The prices you charge for what you sell have an enormous ability to affect your company's growth. They can lure some customers and drive others away, produce profits from declining products and turn cash cows into money-losing dogs. These results can be produced by either lowering or raising prices. Results depend not on whether your prices increase or fall, but on your market, your product, your competition, your goals, and the precise mechanism you employ to adjust prices.

Prices fluctuate constantly for some things, such as food and gasoline, and remain about the same for others over years or even decades. Some products seem to have rapidly changing prices, but in reality the prices don't change much-it's the products that change. For example, look at personal computers. The price for a midrange personal computer has been about $2,000 for many years, despite the fact that the computer you paid $2,000 for last year can now be bought for less than half that.

Whether you are in an industry with rapidly changing prices or pricing that seems set in concrete, it's a good idea to evaluate your pricing periodically to see if you could generate some growth by tinkering with it. There are several ways to decide what your prices should be. They include matching the competition, charging whatever the market will bear, and marking up from your own costs.

Competitive pricing seeks to match what others charge for the same product or service. All pricing has to take competitors into account. When you are a small company in a large market, you will almost be forced to follow others' lead on pricing. That means pricing your product neither very far above or below what others charge. As you grow larger, you will be able to exert more independence in pricing, especially if you can differentiate your offering as exceptionally high in value. You can take the lead in pricing, forcing others to match your low prices, when you gain enough experience and volume to truly become the low-cost producer.

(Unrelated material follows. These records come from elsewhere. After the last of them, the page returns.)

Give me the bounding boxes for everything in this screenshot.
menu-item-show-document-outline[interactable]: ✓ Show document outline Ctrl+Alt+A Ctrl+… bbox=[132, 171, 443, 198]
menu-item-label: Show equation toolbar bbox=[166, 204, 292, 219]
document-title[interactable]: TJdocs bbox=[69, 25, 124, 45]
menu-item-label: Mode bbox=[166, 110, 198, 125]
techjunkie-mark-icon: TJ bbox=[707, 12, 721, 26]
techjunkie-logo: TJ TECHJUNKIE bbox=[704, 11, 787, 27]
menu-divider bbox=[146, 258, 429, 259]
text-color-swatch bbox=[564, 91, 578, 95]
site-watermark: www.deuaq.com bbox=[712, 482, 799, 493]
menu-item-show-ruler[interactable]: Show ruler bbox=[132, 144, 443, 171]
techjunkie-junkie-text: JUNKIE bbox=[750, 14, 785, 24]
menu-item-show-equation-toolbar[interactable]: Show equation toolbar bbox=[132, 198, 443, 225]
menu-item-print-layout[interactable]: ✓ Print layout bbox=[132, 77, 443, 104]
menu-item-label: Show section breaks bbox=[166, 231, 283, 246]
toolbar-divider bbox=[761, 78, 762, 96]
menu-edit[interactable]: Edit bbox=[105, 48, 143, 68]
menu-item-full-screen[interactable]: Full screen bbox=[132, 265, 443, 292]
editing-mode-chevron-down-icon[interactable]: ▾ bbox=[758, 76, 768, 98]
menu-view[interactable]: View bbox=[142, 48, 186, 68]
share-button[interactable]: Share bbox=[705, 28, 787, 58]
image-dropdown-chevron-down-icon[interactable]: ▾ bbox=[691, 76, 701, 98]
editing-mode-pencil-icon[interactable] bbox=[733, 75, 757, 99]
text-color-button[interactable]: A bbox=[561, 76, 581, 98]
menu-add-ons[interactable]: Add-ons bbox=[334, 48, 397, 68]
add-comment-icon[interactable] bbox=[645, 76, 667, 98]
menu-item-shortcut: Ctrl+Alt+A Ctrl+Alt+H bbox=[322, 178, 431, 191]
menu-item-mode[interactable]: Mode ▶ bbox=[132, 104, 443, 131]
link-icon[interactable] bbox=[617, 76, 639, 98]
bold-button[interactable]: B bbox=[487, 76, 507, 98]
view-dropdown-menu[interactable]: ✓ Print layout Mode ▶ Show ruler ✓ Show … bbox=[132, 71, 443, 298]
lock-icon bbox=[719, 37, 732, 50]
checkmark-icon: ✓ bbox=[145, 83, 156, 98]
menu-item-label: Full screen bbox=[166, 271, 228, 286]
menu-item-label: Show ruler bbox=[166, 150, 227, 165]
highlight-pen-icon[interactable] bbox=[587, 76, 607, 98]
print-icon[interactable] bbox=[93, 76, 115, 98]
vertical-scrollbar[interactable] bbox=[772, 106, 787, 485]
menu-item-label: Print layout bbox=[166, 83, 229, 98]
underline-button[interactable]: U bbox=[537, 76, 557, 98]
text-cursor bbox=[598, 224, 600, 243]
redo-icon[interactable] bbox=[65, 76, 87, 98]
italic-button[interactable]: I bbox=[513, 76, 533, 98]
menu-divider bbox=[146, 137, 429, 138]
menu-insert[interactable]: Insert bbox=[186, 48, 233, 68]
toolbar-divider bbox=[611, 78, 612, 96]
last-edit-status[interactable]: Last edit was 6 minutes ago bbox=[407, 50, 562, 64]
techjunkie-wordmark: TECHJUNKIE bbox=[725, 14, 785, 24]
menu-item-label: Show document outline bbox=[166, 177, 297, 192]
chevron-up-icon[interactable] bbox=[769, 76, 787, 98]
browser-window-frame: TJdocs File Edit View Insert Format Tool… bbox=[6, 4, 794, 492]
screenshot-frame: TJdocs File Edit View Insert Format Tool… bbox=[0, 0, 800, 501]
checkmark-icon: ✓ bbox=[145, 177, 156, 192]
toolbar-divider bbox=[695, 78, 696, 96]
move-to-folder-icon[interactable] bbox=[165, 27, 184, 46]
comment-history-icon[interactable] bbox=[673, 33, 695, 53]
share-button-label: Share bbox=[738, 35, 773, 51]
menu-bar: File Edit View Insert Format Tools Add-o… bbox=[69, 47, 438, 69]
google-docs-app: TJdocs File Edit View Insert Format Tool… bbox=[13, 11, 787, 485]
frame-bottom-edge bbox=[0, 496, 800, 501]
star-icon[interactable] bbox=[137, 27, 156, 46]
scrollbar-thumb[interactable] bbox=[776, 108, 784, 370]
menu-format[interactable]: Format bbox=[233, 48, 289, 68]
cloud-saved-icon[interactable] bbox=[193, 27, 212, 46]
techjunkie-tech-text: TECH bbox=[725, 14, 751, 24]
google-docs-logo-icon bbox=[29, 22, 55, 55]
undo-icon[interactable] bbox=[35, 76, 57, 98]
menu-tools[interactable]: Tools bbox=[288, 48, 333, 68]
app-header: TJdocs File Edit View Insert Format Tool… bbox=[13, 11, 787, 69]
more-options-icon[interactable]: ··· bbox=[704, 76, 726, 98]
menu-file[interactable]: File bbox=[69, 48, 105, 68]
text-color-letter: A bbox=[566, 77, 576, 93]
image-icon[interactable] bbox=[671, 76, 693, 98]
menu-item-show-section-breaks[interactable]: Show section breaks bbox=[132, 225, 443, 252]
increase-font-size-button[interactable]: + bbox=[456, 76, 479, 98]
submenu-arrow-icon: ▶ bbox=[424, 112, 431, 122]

Using the cost-based pricing technique, you calculate what it costs to produce your goods or services-including such items as salaries and benefits, materials and supplies, and sales and overhead-and then add whatever amount you think is appropriate for your gross profit margin. Some businesses, such as those that perform repairs, have prices explicitly based on adding a preset profit margin to whatever it costs to do the job. However, customers are generally not concerned about what it costs you to provide a good or a service. So while cost have to be a consideration in your pricing, your costs are rarely justification for higher prices in the marketplace.

The main thing you should be concerned about with pricing is neither what others are charging nor what it costs you to compete. It is maintaining a proper balance of supply and demand. Simply put, if you have more business than you can handle, raise prices. If you are sitting around with nothing to do, reduce prices. If competitors follow suit, you may have to discount again until you capture enough business to sustain your operation. If you can't reduce prices enough to make money, you will have to cut costs somehow.

Various tactics can be used within these strategies. Skimming is the practice of charging high prices, usually for new products, to take advantage of the willingness of early adopters to pay more. Skimming can allow you to recoup development costs of new products and services. Buying market share is what companies call it when they charge initially low prices with the intent of getting people to try their product and, hopefully, like it enough to pay more for it later on.

Managing the competing interests of supply, demand, cost and competition is a lot to ask. But pricing is up to the challenge. Finding the sweet spot between your cost and the highest price customers will tolerate, given existing competition, requires near-constant tinkering with prices, observation of the results, and frequent analysis of what you could do better.